Actavis, Inc. announced that it has amended its abbreviated new drug application (ANDA) for its generic version of Novartis’ (NVS - Analyst Report) Exelon Patch (rivastigmine transdermal system). The company amended its ANDA so as to include the 13.3 mg/24 hours dosage strength of Exelon Patch. Actavis’ initial ANDA was for the 4.6 mg/24 hour and 9.5 mg/24 hour dosages.
Novartis has filed a patent infringement lawsuit against Actavis in the US District Court for the District of Delaware. The filing of the lawsuit within the stipulated time period under the Hatch-Waxman Act ensures that the FDA cannot grant final approval to Actavis’ generic for up to 30 months or the court’s decision, whichever is earlier.
We note that a separate lawsuit was filed by Novartis for the earlier ANDA in Nov 2011. Exelon Patch is approved for the treatment of mild to moderate dementia associated with Alzheimer's or Parkinson's disease.
Actavis believes it may be the first-to-file an ANDA for a generic version of Exelon Patch – if this is the case, Actavis would be entitled to 180 days of exclusivity on gaining FDA approval for its candidate. As per IMS Health data, Exelon Patch sales in the US were $521 million for the twelve months ended Jan 31, 2013.

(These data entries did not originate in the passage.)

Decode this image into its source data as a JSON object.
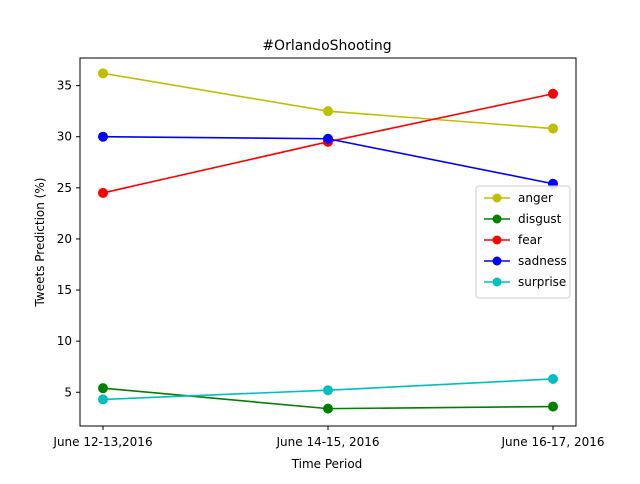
{
  "chart_data": {
    "type": "line",
    "title": "#OrlandoShooting",
    "xlabel": "Time Period",
    "ylabel": "Tweets Prediction (%)",
    "categories": [
      "June 12-13,2016",
      "June 14-15, 2016",
      "June 16-17, 2016"
    ],
    "ylim": [
      1.7,
      37.7
    ],
    "yticks": [
      5,
      10,
      15,
      20,
      25,
      30,
      35
    ],
    "grid": false,
    "legend_position": "center-right",
    "series": [
      {
        "name": "anger",
        "color": "#bfbf00",
        "values": [
          36.2,
          32.5,
          30.8
        ]
      },
      {
        "name": "disgust",
        "color": "#008000",
        "values": [
          5.4,
          3.4,
          3.6
        ]
      },
      {
        "name": "fear",
        "color": "#ff0000",
        "values": [
          24.5,
          29.5,
          34.2
        ]
      },
      {
        "name": "sadness",
        "color": "#0000ff",
        "values": [
          30.0,
          29.8,
          25.4
        ]
      },
      {
        "name": "surprise",
        "color": "#00bfbf",
        "values": [
          4.3,
          5.2,
          6.3
        ]
      }
    ]
  }
}
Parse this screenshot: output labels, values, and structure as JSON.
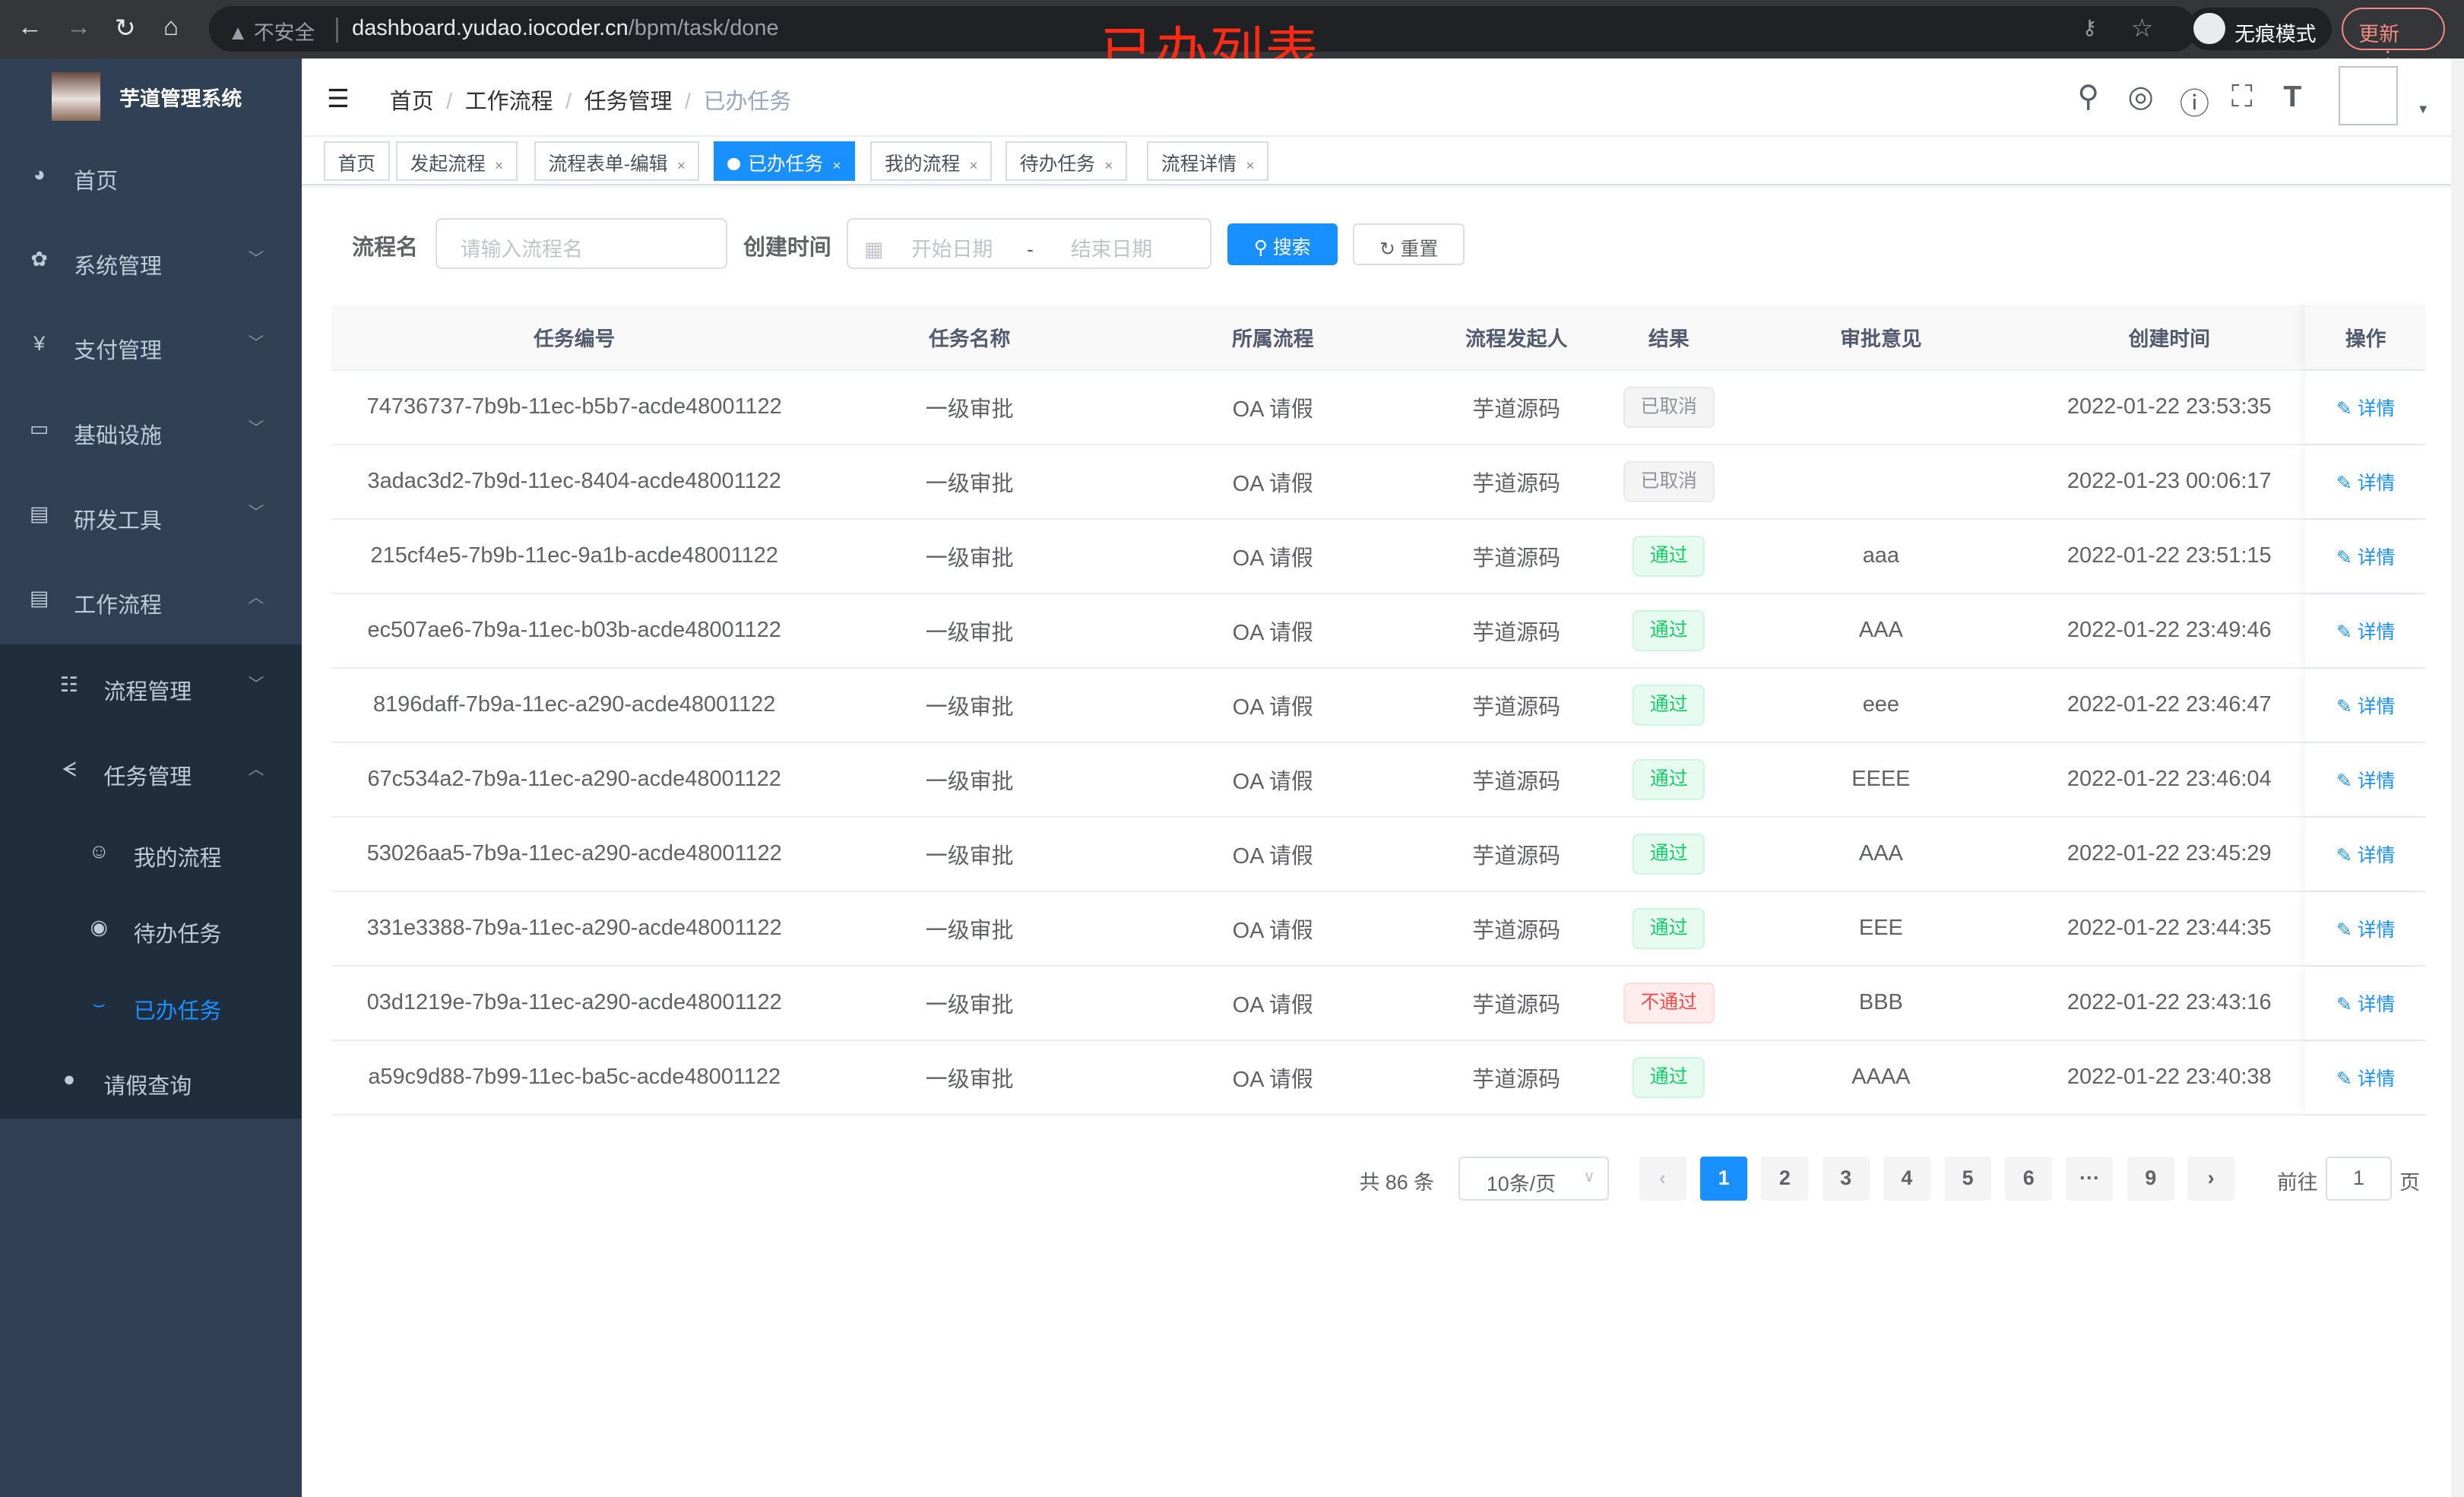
{
  "browser": {
    "security": "不安全",
    "url_host": "dashboard.yudao.iocoder.cn",
    "url_path": "/bpm/task/done",
    "incognito": "无痕模式",
    "update": "更新",
    "annotation": "已办列表"
  },
  "app": {
    "title": "芋道管理系统"
  },
  "sidebar": {
    "items": [
      {
        "label": "首页",
        "icon": "dashboard-icon"
      },
      {
        "label": "系统管理",
        "icon": "gear-icon"
      },
      {
        "label": "支付管理",
        "icon": "yen-icon"
      },
      {
        "label": "基础设施",
        "icon": "monitor-icon"
      },
      {
        "label": "研发工具",
        "icon": "toolbox-icon"
      },
      {
        "label": "工作流程",
        "icon": "toolbox-icon"
      }
    ],
    "sub": [
      {
        "label": "流程管理",
        "icon": "list-icon"
      },
      {
        "label": "任务管理",
        "icon": "tree-icon"
      }
    ],
    "task_sub": [
      {
        "label": "我的流程",
        "icon": "robot-icon"
      },
      {
        "label": "待办任务",
        "icon": "eye-icon"
      },
      {
        "label": "已办任务",
        "icon": "eye-closed-icon"
      }
    ],
    "leave": {
      "label": "请假查询",
      "icon": "user-icon"
    },
    "active_color": "#1890ff"
  },
  "breadcrumb": [
    "首页",
    "工作流程",
    "任务管理",
    "已办任务"
  ],
  "tags": [
    {
      "label": "首页",
      "closable": false
    },
    {
      "label": "发起流程"
    },
    {
      "label": "流程表单-编辑"
    },
    {
      "label": "已办任务",
      "active": true
    },
    {
      "label": "我的流程"
    },
    {
      "label": "待办任务"
    },
    {
      "label": "流程详情"
    }
  ],
  "filter": {
    "name_label": "流程名",
    "name_placeholder": "请输入流程名",
    "time_label": "创建时间",
    "start_placeholder": "开始日期",
    "range_sep": "-",
    "end_placeholder": "结束日期",
    "search": "搜索",
    "reset": "重置"
  },
  "table": {
    "columns": [
      "任务编号",
      "任务名称",
      "所属流程",
      "流程发起人",
      "结果",
      "审批意见",
      "创建时间",
      "操作"
    ],
    "rows": [
      {
        "id": "74736737-7b9b-11ec-b5b7-acde48001122",
        "name": "一级审批",
        "process": "OA 请假",
        "starter": "芋道源码",
        "result": "已取消",
        "status": "cancel",
        "comment": "",
        "time": "2022-01-22 23:53:35"
      },
      {
        "id": "3adac3d2-7b9d-11ec-8404-acde48001122",
        "name": "一级审批",
        "process": "OA 请假",
        "starter": "芋道源码",
        "result": "已取消",
        "status": "cancel",
        "comment": "",
        "time": "2022-01-23 00:06:17"
      },
      {
        "id": "215cf4e5-7b9b-11ec-9a1b-acde48001122",
        "name": "一级审批",
        "process": "OA 请假",
        "starter": "芋道源码",
        "result": "通过",
        "status": "pass",
        "comment": "aaa",
        "time": "2022-01-22 23:51:15"
      },
      {
        "id": "ec507ae6-7b9a-11ec-b03b-acde48001122",
        "name": "一级审批",
        "process": "OA 请假",
        "starter": "芋道源码",
        "result": "通过",
        "status": "pass",
        "comment": "AAA",
        "time": "2022-01-22 23:49:46"
      },
      {
        "id": "8196daff-7b9a-11ec-a290-acde48001122",
        "name": "一级审批",
        "process": "OA 请假",
        "starter": "芋道源码",
        "result": "通过",
        "status": "pass",
        "comment": "eee",
        "time": "2022-01-22 23:46:47"
      },
      {
        "id": "67c534a2-7b9a-11ec-a290-acde48001122",
        "name": "一级审批",
        "process": "OA 请假",
        "starter": "芋道源码",
        "result": "通过",
        "status": "pass",
        "comment": "EEEE",
        "time": "2022-01-22 23:46:04"
      },
      {
        "id": "53026aa5-7b9a-11ec-a290-acde48001122",
        "name": "一级审批",
        "process": "OA 请假",
        "starter": "芋道源码",
        "result": "通过",
        "status": "pass",
        "comment": "AAA",
        "time": "2022-01-22 23:45:29"
      },
      {
        "id": "331e3388-7b9a-11ec-a290-acde48001122",
        "name": "一级审批",
        "process": "OA 请假",
        "starter": "芋道源码",
        "result": "通过",
        "status": "pass",
        "comment": "EEE",
        "time": "2022-01-22 23:44:35"
      },
      {
        "id": "03d1219e-7b9a-11ec-a290-acde48001122",
        "name": "一级审批",
        "process": "OA 请假",
        "starter": "芋道源码",
        "result": "不通过",
        "status": "fail",
        "comment": "BBB",
        "time": "2022-01-22 23:43:16"
      },
      {
        "id": "a59c9d88-7b99-11ec-ba5c-acde48001122",
        "name": "一级审批",
        "process": "OA 请假",
        "starter": "芋道源码",
        "result": "通过",
        "status": "pass",
        "comment": "AAAA",
        "time": "2022-01-22 23:40:38"
      }
    ],
    "action": "详情"
  },
  "pagination": {
    "total": "共 86 条",
    "page_size": "10条/页",
    "pages": [
      "1",
      "2",
      "3",
      "4",
      "5",
      "6",
      "···",
      "9"
    ],
    "current": "1",
    "goto_label": "前往",
    "goto_value": "1",
    "goto_suffix": "页"
  }
}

Actavis is the third largest player in the global generics market and has a presence in more than 60 countries. As of Dec 31, 2012, the company had more than 185 ANDAs pending FDA approval. These include 49 first-to-file opportunities of which 33 could be exclusive first-to-files.

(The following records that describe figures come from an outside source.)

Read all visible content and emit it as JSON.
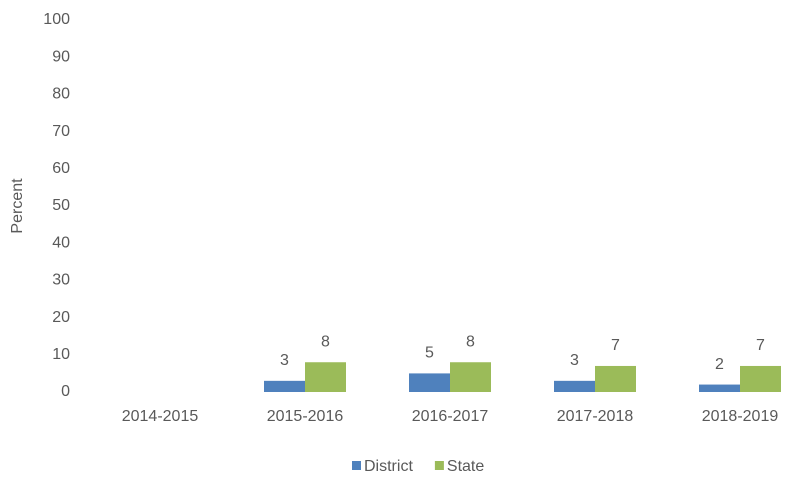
{
  "chart_data": {
    "type": "bar",
    "y_label": "Percent",
    "categories": [
      "2014-2015",
      "2015-2016",
      "2016-2017",
      "2017-2018",
      "2018-2019"
    ],
    "series": [
      {
        "name": "District",
        "color": "#4f81bd",
        "values": [
          null,
          3,
          5,
          3,
          2
        ]
      },
      {
        "name": "State",
        "color": "#9bbb59",
        "values": [
          null,
          8,
          8,
          7,
          7
        ]
      }
    ],
    "ylim": [
      0,
      100
    ],
    "yticks": [
      0,
      10,
      20,
      30,
      40,
      50,
      60,
      70,
      80,
      90,
      100
    ],
    "grid": false,
    "legend": "bottom"
  }
}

Actavis currently carries a Zacks Rank #4 (Sell). Other generic players like Mylan (MYL - Analyst Report) currently look better positioned with a Zacks Rank #2 (Buy). Pernix Therapeutics (PTX - Snapshot Report), a specialty pharma company focused on the development, selling and manufacturing of branded as well as generic and over-the-counter pharma products, is also a Zacks Rank #2 stock.